Pituitary hormones were assessed preoperatively and six weeks postoperatively using clinical biochemical data on the hypothalamic–pituitary–somatotropic axis (s-GH and s-IGF-1), the hypothalamic–pituitary–gonadal (HPG) axis (s-FSH, s-LH, s-oestradiol for pre-menopausal women, s-total testosterone for men and s-sex hormone-binding globulin (s-SHBG)), the hypothalamic–pituitary–thyroid (HPT) axis (s-TSH, s-T4 and s-thyroid-binding globulin (s-TBG)) and the hypothalamic–pituitary–adrenal (HPA) axis (s-ACTH and Synacthen test). Deficiency in any axis was defined as biochemical data outside reference values for the specific hormone or if the patient was already on substitution therapy. Intact function was defined as hormone levels within the normal range, whereas increased values of IGF-1, cortisol or T4 led to specific tests for secreting adenomas. During the postoperative hospital stay, patients were monitored for the development of diabetes insipidus (DI) and hypopituitarism.

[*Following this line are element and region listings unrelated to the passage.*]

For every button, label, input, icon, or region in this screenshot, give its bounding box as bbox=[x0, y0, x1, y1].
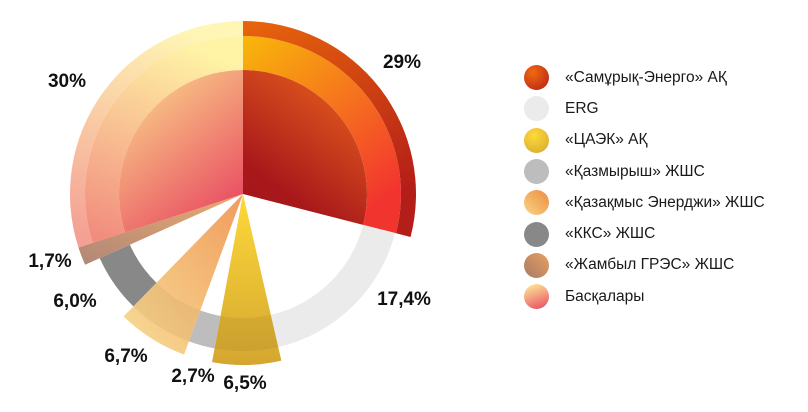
legend-item: «Қазмырыш» ЖШС bbox=[524, 156, 765, 187]
legend-item: ERG bbox=[524, 93, 765, 124]
pie-slice-0 bbox=[243, 21, 416, 238]
legend-item: Басқалары bbox=[524, 281, 765, 312]
legend-item: «ЦАЭК» АҚ bbox=[524, 125, 765, 156]
legend-item: «Қазақмыс Энерджи» ЖШС bbox=[524, 187, 765, 218]
legend-swatch bbox=[524, 252, 549, 278]
value-label-kazakmys: 6,7% bbox=[104, 346, 148, 367]
legend-label: «ЦАЭК» АҚ bbox=[565, 131, 648, 149]
legend-label: «Қазақмыс Энерджи» ЖШС bbox=[565, 193, 765, 211]
legend-swatch bbox=[524, 127, 549, 153]
legend-label: «Жамбыл ГРЭС» ЖШС bbox=[565, 256, 735, 274]
legend-swatch bbox=[524, 159, 549, 185]
value-label-zhambyl: 1,7% bbox=[28, 251, 72, 272]
legend: «Самұрық-Энерго» АҚ ERG «ЦАЭК» АҚ «Қазмы… bbox=[524, 62, 765, 312]
pie-slice-1 bbox=[270, 224, 396, 348]
value-label-caek: 6,5% bbox=[223, 373, 267, 394]
pie-slice-7 bbox=[69, 21, 243, 248]
legend-item: «Самұрық-Энерго» АҚ bbox=[524, 62, 765, 93]
legend-swatch bbox=[524, 221, 549, 247]
legend-swatch bbox=[524, 65, 549, 91]
pie-slice-segment bbox=[69, 21, 243, 248]
pie-slice-segment bbox=[188, 310, 221, 349]
pie-slice-segment bbox=[270, 224, 396, 348]
value-label-kks: 6,0% bbox=[53, 291, 97, 312]
pie-slice-3 bbox=[188, 310, 221, 349]
pie-chart bbox=[69, 21, 416, 365]
legend-item: «ККС» ЖШС bbox=[524, 218, 765, 249]
pie-slice-segment bbox=[133, 282, 201, 342]
pie-slice-5 bbox=[99, 244, 157, 307]
pie-slice-2 bbox=[212, 194, 282, 365]
pie-slice-segment bbox=[212, 194, 282, 365]
legend-label: «Қазмырыш» ЖШС bbox=[565, 162, 705, 180]
pie-slice-segment bbox=[78, 194, 243, 265]
value-label-others: 30% bbox=[47, 71, 87, 92]
legend-swatch bbox=[524, 190, 549, 216]
legend-swatch bbox=[524, 96, 549, 122]
pie-slice-6 bbox=[78, 194, 243, 265]
value-label-kazmyrysh: 2,7% bbox=[171, 366, 215, 387]
legend-swatch bbox=[524, 284, 549, 310]
legend-item: «Жамбыл ГРЭС» ЖШС bbox=[524, 250, 765, 281]
pie-slice-segment bbox=[214, 314, 279, 351]
legend-label: ERG bbox=[565, 99, 599, 117]
legend-label: «Самұрық-Энерго» АҚ bbox=[565, 68, 727, 86]
pie-slice-4 bbox=[123, 194, 243, 355]
value-label-erg: 17,4% bbox=[377, 289, 431, 310]
pie-slice-segment bbox=[123, 194, 243, 355]
pie-slice-segment bbox=[118, 70, 243, 233]
pie-slice-segment bbox=[243, 36, 401, 234]
legend-label: «ККС» ЖШС bbox=[565, 225, 656, 243]
pie-slice-segment bbox=[99, 244, 157, 307]
legend-label: Басқалары bbox=[565, 287, 645, 305]
value-label-samruk: 29% bbox=[382, 52, 422, 73]
pie-slice-segment bbox=[243, 70, 367, 225]
pie-slice-segment bbox=[84, 36, 243, 243]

The exact diagnosis was based on the combination of biochemical data and results from postoperative pathological and immunohistochemical analyses performed by specialized neuropathologists.

Visual field impairment

Vision was evaluated pre- and postoperatively in all patients able to cooperate. Visual field was evaluated by quadrant affected (upper-lower temporal/upper-lower nasal) combined with mean deviation in decibel for each eye. Central visual impairment was determined by rapidly declined vision on the Snellen chart or blindness. Based on the mean deviations, vision in each eye was categorized as intact vision, peripheral field impairment or central visual impairment.

Statistical analysis

Data were entered into a REDCap database (a secure web application for building and managing online surveys and databases) with assistance from OPEN (Open Patient data Explorative Network) and were analysed using Student’s t-test and chi-squared test (STATA/IC 15.0). p-values < 0.05 was regarded as stastically significant.

Ethics

The study was approved by the Danish Patient Safety Authority (ID 3-3013-2400/1) and the Danish Data Protection Agency (ID 18/51314). Since there were no direct patient contact related to this retrospective study, Danish legislation does not require permission from individual patients.

This study on humans were carried out in accordance with guidelines and regulations from the Danish Health Act § 46.2.